Clavulina 'reae PNW06' - one Victoria collection under grand
fir is 2% different in ITS, and might represent a unique species. The
collection had spores measuring 7.5-9.5 x 6.5u, whereas C. reae
is reported to have spores 9x8u. Matching sequences have been found on oak
root tips in CA, but a second collection of fruiting bodies has never been
found.

Clavulina reae © Rose Turci, C. 'reae PNW06' ©
Marty Kranabetter
Clavulina castaneipes
NC var. lignicola WA - a very interesting looking species with a
thick brown hairy
stem. The upper whitish branches are thick and blunt.

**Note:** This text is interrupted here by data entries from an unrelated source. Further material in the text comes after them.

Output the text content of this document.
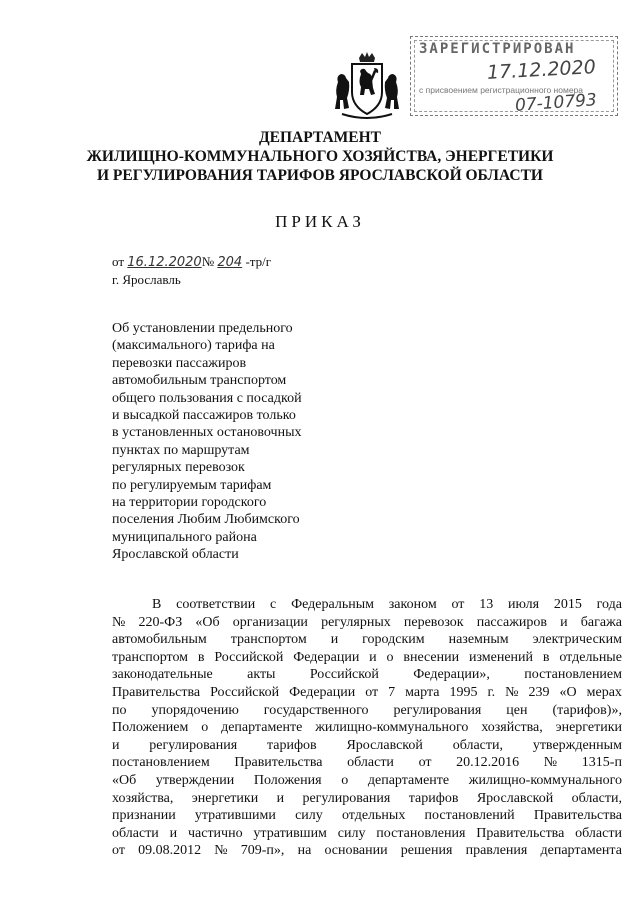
ЗАРЕГИСТРИРОВАН
17.12.2020
с присвоением регистрационного номера
07-10793
ДЕПАРТАМЕНТ
ЖИЛИЩНО-КОММУНАЛЬНОГО ХОЗЯЙСТВА, ЭНЕРГЕТИКИ
И РЕГУЛИРОВАНИЯ ТАРИФОВ ЯРОСЛАВСКОЙ ОБЛАСТИ
ПРИКАЗ
от 16.12.2020№ 204 -тр/г
г. Ярославль
Об установлении предельного
(максимального) тарифа на
перевозки пассажиров
автомобильным транспортом
общего пользования с посадкой
и высадкой пассажиров только
в установленных остановочных
пунктах по маршрутам
регулярных перевозок
по регулируемым тарифам
на территории городского
поселения Любим Любимского
муниципального района
Ярославской области
В соответствии с Федеральным законом от 13 июля 2015 года
№ 220-ФЗ «Об организации регулярных перевозок пассажиров и багажа
автомобильным транспортом и городским наземным электрическим
транспортом в Российской Федерации и о внесении изменений в отдельные
законодательные акты Российской Федерации», постановлением
Правительства Российской Федерации от 7 марта 1995 г. № 239 «О мерах
по упорядочению государственного регулирования цен (тарифов)»,
Положением о департаменте жилищно-коммунального хозяйства, энергетики
и регулирования тарифов Ярославской области, утвержденным
постановлением Правительства области от 20.12.2016 № 1315-п
«Об утверждении Положения о департаменте жилищно-коммунального
хозяйства, энергетики и регулирования тарифов Ярославской области,
признании утратившими силу отдельных постановлений Правительства
области и частично утратившим силу постановления Правительства области
от 09.08.2012 № 709-п», на основании решения правления департамента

Local sequences that
probably represent this variety are 2% different in ITS from NC
sequences that probably represent the type variety.
Clavulina castaneipes var. castaneipes
NC - the type variety has not been sequenced from the PNW yet,
and should be looked for. It has a thinner hairy stem and more
acute branch tips.

unsequenced Clavulina castaneipes var. lignicola © Michael Beug
Clavulina amethystina EU
- this beautiful, entirely violet-branched coral is reported from the
PNW. We have EU sequences to match to, but no PNW collections yet.
Other potential species
Nine species only known from either soil sample
sequences or, in one case, perhaps a fruiting body that got lost. We'll need
more Clavulina collections and sequences to find out which of these
species actually fruit in our area and to verify that some of them, only
known from a single single sequence, represent clean sequences. We don't
even know for sure that they are all corals, some could be crusts.